Let's try that with journaling. For today and the next few days, the assignment is simple: write2deight. I envision a few different ways to do this exercise in your journal. As you think of others, please make a note of them in the comments section below. We can learn from each other's experiences. 

1. Collecting Joy. Throughout the day, collect images and encounters that bring you joy. When it's time to journal, write them down in as much detail as possible! None of these encounters have to be Hollywood moments. They can be tiny moments that delight you—seeing a robin, waving at a baby, or talking to a good friend. 

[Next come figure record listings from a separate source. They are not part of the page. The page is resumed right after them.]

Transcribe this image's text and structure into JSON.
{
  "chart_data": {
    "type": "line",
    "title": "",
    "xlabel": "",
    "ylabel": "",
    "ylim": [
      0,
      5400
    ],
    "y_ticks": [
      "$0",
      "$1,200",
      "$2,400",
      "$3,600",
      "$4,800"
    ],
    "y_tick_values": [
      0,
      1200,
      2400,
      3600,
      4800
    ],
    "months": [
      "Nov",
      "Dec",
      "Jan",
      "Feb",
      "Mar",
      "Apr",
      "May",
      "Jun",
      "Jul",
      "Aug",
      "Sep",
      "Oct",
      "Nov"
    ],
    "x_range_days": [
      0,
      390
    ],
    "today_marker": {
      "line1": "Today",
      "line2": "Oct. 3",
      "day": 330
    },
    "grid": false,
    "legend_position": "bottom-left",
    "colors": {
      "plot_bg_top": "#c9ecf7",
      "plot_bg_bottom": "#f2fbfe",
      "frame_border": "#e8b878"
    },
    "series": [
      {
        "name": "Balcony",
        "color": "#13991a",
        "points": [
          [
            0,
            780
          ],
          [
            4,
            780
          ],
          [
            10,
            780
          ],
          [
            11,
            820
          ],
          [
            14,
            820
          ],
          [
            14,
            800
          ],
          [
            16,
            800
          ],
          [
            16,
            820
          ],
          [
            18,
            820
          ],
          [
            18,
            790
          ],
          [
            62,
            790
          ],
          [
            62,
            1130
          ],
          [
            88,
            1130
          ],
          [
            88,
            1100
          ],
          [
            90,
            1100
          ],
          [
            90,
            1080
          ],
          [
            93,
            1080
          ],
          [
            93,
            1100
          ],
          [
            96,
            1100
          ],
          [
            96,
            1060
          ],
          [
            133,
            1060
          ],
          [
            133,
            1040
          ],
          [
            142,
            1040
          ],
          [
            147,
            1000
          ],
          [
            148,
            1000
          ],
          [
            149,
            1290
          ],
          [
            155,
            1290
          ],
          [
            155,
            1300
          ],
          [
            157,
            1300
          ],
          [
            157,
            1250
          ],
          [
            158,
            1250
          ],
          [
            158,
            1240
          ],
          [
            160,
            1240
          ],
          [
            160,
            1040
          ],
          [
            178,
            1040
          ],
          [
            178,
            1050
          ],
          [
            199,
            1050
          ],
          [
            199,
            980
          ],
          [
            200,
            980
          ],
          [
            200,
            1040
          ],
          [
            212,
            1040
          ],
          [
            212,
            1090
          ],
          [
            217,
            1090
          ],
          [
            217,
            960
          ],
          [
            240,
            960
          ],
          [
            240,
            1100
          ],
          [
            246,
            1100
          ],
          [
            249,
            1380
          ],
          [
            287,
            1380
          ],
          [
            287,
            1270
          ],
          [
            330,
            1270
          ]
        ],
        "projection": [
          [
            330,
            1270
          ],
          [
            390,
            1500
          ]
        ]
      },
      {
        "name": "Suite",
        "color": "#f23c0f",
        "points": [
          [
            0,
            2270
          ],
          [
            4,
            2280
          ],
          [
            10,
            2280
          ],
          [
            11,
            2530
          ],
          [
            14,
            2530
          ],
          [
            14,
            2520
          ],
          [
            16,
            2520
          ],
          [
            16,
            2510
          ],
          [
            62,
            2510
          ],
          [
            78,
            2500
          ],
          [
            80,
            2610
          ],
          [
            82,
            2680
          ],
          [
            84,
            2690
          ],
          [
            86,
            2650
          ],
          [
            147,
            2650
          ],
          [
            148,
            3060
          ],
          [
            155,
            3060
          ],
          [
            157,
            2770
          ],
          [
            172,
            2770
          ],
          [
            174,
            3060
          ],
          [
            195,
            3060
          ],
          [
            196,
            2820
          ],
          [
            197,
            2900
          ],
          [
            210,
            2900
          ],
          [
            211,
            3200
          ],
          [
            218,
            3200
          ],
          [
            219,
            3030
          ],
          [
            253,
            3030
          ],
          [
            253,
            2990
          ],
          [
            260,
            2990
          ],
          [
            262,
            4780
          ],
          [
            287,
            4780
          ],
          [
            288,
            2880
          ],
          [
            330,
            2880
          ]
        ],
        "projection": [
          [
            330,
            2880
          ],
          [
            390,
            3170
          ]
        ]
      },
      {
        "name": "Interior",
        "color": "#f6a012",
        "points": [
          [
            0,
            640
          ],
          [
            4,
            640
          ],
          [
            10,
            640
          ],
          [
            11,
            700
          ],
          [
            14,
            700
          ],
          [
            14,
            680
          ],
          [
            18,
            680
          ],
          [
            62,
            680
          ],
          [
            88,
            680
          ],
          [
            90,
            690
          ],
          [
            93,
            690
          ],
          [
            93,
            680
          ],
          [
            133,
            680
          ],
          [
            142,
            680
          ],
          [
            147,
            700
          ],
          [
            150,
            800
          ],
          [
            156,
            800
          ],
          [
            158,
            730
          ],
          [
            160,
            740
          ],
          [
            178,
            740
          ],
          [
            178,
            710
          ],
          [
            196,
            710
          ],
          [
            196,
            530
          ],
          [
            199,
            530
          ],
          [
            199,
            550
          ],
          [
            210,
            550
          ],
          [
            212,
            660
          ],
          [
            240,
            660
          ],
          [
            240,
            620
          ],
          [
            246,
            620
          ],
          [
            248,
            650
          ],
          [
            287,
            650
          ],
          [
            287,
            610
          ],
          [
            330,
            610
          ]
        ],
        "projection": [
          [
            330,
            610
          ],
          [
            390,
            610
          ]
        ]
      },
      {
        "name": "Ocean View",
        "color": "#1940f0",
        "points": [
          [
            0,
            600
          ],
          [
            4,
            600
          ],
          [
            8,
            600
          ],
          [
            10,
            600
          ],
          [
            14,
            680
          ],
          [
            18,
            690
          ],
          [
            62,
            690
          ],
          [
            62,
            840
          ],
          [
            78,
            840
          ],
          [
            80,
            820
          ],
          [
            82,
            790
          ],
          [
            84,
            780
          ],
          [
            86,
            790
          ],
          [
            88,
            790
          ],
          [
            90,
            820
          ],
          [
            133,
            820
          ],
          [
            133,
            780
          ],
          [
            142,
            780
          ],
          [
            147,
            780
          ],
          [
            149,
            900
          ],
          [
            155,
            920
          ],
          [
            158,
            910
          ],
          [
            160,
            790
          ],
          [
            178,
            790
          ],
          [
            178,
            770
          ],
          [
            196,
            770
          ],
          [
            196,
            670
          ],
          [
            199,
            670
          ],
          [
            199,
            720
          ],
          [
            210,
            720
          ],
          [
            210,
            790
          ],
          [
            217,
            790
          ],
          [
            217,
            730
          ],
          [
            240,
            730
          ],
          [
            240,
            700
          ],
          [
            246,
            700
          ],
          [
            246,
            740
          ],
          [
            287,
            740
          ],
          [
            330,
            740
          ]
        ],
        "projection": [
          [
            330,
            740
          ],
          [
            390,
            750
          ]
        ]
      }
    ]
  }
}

2. Recalling Delight. What delights you? What activities do you really enjoy doing? Dr. Robin Smith suggests creating a 'What I Enjoy' List. She says, 
"This list should include everything that brings you pleasure and passion in life. If you aren't sure what brings you joy right now, think back to what used to bring you joy. This may require some exploration, but what did you do when you were a little kid that brought a smile on your face? Did you used to go horseback riding? Walk outside in a garden? Whatever it may be, write it down. This list doesn't mean that you have to do them every day. It's just to make you aware that there are things in the world that do make you feel alive. If you are able to do something you enjoy at least once a week, do it and help yourself feel alive in that moment."

3. Picturing Happiness. When you cannot find one thing in your day that brings a smile, dig out a magazine. Page through it until you see a photo that makes you smile. Cut it out, paste it in your journal, and write a few sentences about why it brings you joy. 

Wow. I feel happier already, just imagining doing these exercises. Go forth, brave friends, and write2delight. Then stop back and let me know how it goes!